Health & Medical Health & Medical Insurance

The Advantages of Lump Sums

    Reduce Uncertainty

    • The safety and stability of a monthly pension plan depends in part on the continued health of your company. Most plans are insured by the Pension Benefit Guaranty Corp. However, the PBGC limits the amount of its coverage. If your company should fall on hard times and end up in a bankruptcy court, you could lose a part of your monthly payment that is not covered. However, if you choose to take a lump-sum payment, you avoid this possibility entirely.

    Estate Building

    • A pension plan is supposed to continue monthly payments for as long as you live. However, these plans generally don’t include money that you can pass on to your heirs. Some exceptions exist, but you generally have to accept a lower monthly payment in return for bequeathing a benefit to your heirs.
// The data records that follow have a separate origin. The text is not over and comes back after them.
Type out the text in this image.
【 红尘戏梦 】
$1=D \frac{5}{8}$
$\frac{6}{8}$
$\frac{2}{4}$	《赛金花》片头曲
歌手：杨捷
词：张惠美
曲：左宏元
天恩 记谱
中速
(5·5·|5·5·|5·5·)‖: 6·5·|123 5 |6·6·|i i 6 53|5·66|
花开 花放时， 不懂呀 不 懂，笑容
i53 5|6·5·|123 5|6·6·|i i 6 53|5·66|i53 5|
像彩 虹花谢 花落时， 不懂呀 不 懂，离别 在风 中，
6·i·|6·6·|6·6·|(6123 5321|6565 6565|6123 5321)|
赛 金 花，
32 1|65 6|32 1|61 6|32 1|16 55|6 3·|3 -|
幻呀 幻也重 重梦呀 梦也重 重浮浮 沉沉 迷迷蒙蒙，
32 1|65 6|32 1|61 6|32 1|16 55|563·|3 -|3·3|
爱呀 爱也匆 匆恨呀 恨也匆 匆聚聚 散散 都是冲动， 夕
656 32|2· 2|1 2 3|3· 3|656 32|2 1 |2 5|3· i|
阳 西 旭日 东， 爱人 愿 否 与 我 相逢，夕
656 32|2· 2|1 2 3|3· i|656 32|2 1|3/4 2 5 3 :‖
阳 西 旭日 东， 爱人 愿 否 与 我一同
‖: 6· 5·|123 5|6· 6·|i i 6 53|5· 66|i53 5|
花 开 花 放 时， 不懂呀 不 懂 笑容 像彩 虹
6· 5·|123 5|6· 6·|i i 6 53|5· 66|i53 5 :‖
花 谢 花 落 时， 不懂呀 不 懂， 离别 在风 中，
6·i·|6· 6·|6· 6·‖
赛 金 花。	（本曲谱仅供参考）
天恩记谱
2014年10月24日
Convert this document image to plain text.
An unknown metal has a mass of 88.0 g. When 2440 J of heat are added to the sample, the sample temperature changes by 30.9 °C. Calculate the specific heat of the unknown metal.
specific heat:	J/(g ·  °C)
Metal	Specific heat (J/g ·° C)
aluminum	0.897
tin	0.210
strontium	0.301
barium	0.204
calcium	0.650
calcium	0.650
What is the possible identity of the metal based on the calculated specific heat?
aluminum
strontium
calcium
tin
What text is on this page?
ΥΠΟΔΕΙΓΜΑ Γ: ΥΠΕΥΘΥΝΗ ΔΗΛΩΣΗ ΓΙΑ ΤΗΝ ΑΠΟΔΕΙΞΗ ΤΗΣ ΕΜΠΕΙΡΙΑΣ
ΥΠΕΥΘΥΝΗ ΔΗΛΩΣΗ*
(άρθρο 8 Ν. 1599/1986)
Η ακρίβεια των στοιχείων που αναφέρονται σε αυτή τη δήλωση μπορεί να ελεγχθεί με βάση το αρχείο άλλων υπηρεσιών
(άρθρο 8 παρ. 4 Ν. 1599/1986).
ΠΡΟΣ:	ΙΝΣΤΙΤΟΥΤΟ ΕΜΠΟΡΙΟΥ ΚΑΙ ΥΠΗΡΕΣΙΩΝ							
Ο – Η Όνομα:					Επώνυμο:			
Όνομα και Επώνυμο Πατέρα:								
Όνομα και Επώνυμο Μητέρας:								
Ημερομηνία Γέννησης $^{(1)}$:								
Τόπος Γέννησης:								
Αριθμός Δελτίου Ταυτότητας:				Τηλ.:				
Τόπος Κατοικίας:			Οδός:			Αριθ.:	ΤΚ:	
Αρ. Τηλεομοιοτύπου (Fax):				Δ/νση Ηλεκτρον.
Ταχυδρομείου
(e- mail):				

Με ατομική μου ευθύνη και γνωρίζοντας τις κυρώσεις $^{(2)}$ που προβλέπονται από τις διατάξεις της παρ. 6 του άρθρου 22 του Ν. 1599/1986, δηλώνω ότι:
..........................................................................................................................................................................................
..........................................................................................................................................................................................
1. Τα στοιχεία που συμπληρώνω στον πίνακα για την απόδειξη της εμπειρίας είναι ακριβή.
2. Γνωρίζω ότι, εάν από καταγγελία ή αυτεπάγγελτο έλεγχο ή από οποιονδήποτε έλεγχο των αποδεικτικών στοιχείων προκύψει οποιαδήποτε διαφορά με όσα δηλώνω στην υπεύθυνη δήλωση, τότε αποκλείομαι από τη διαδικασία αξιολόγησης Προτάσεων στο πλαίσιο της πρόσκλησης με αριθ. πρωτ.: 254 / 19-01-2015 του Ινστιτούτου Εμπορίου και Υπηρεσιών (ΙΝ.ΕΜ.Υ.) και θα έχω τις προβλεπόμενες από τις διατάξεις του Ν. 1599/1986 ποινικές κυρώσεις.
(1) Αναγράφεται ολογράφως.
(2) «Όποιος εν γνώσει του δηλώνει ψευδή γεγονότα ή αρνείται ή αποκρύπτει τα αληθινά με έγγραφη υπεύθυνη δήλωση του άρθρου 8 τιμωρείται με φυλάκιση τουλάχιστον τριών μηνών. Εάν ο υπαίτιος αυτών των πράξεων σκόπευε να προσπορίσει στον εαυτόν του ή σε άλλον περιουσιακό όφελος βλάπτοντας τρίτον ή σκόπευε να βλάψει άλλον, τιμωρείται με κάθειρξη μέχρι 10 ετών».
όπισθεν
If you take a lump-sum payout, any money that remains when you die becomes part of the estate you leave.

    Profit Potential

    • The monthly income you get from a pension is limited. If you have experience as an investor, you might be able to get a better return by managing your own money. This is especially true because you can roll over the lump sum into a Roth IRA so that profits won’t be subject to income taxes. If you prefer to have control over your money and want the chance to make more, a lump-sum payout might be your best option.

    Considerations

    • Before you decide to take a lump-sum payout, check with a financial adviser to determine whether it is to your advantage. To start with, if your monthly payment is fully covered by the PBGC, you won’t reduce your risk by taking the cash. You also have to take into account market risk if you want to invest the payout money. The possible increase in the size of your estate is a consideration, but you should look at your other assets and assess how much difference the added funds will make.